The installation was also driven by her own experience in the film and television industry in the mid-1980s when she was one of the very few female filmmakers. An unfortunate reality for her was experiencing sexism first-hand, whether through misogynistic comments or systemic exclusion.

“I’ve been battling gender inequities right from the start,” says Mairi. “When I became a cinematographer after a 10-year apprenticeship, I was the only woman in that role. Female cinematographers still aren’t normalised, even though we are finally seeing a lot more women today.”

Mairi credits both her supervisors, Mark Billinghurst (Director of the Empathic Computing Lab) and Angus Campbell (Head of the Design programme) for giving her the platform to create her installation.

“They both understood what I hoped to achieve. Mark gave me a secure spot in the lab and an opportunity to work with amazing collaborators. Working with scientists took me on a whole other adventure!”

I wanted the audience to really feel the emotion of whoever was facing the camera. That’s always been my journey; to capture and strengthen the empathic connection behind the lens – only the technology has changed.

The relationship Mairi shared with her collaborators at the lab was a perfect marriage between pragmatism and creativity.

“Scientists really like to work with designers and artists,” she says. “It’s like they’re building a car, but I decide who’s driving the car, who the passengers are and where they’re going.”

But the PhD journey didn’t come without its challenges. Between the impact of Covid-19 and her supervisors leaving the University, Mairi also had the logistical challenge of getting every component of her PhD aligned.

“I think there was a misconception for a while that creative and practical components of your research meant that that you were having an easier time,” […] “but in fact you’ve got your 60,000-word thesis, your practical, creative component and organising their exhibition – it’s a challenge. But I wouldn’t have done it otherwise.”

Now that she’s completed her doctoral journey, Mairi wants to apply her research to advocate for prison reforms and more.

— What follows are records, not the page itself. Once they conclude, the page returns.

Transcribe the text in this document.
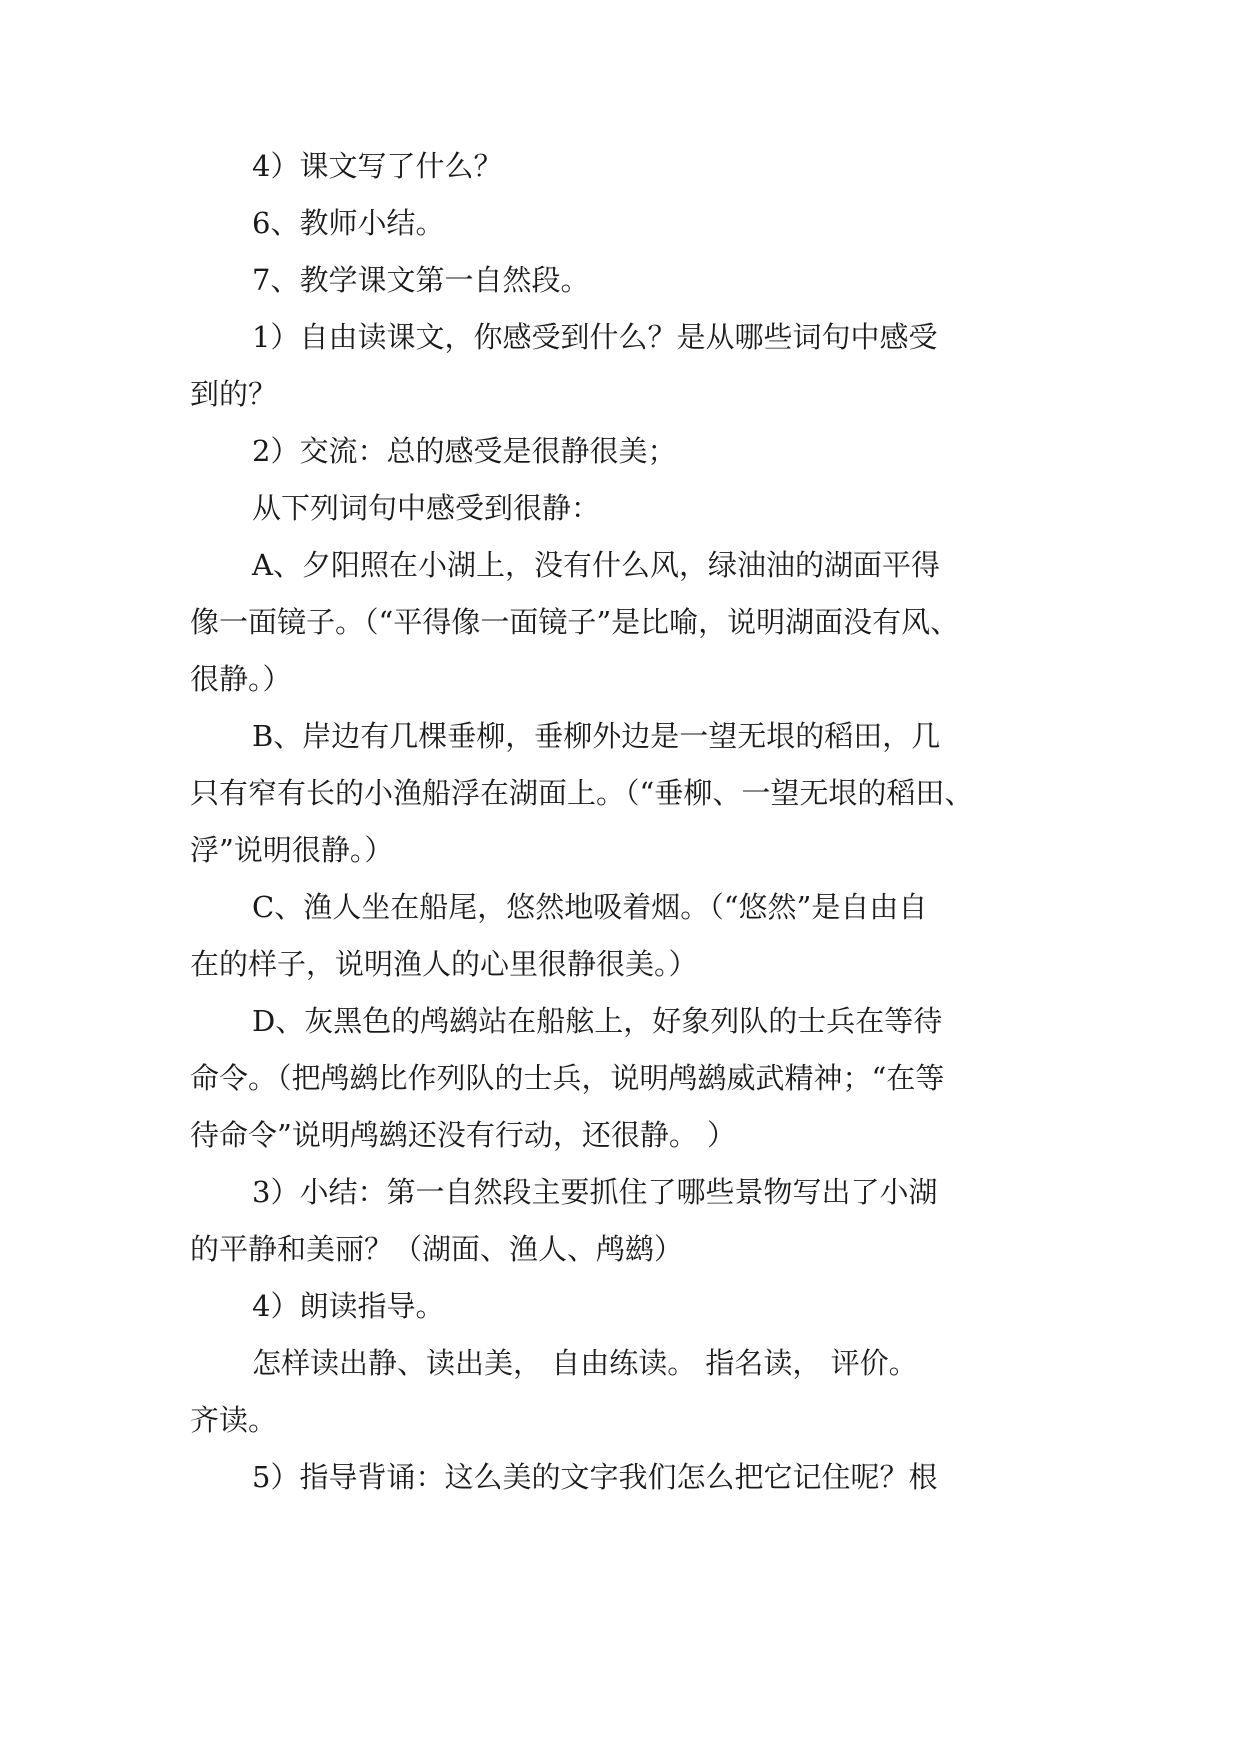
4）课文写了什么？
6、教师小结。
7、教学课文第一自然段。
1）自由读课文，你感受到什么？是从哪些词句中感受
到的？
2）交流：总的感受是很静很美；
从下列词句中感受到很静：
A、夕阳照在小湖上，没有什么风，绿油油的湖面平得
像一面镜子。（“平得像一面镜子”是比喻，说明湖面没有风、
很静。）
B、岸边有几棵垂柳，垂柳外边是一望无垠的稻田，几
只有窄有长的小渔船浮在湖面上。（“垂柳、一望无垠的稻田、
浮”说明很静。）
C、渔人坐在船尾，悠然地吸着烟。（“悠然”是自由自
在的样子，说明渔人的心里很静很美。）
D、灰黑色的鸬鹚站在船舷上，好象列队的士兵在等待
命令。（把鸬鹚比作列队的士兵，说明鸬鹚威武精神；“在等
待命令”说明鸬鹚还没有行动，还很静。 ）
3）小结：第一自然段主要抓住了哪些景物写出了小湖
的平静和美丽？（湖面、渔人、鸬鹚）
4）朗读指导。
怎样读出静、读出美， 自由练读。 指名读， 评价。
齐读。
5）指导背诵：这么美的文字我们怎么把它记住呢？根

“I really believe in people. I believe in humanity and being human, so my priority has always been people before technology. It’s about overcoming appearances, which are only superficial. For me, values and integrity are important. Integrity is authenticity and it’s when everything is harmonised, is complimentary. There are no falsehoods. Attitudes, beliefs and actions match.”

At the end of the day, Mairi’s story isn’t about how to be human in a virtual world – it’s about how virtual reality can be used as a tool to bring humanity closer to one another, despite our differences.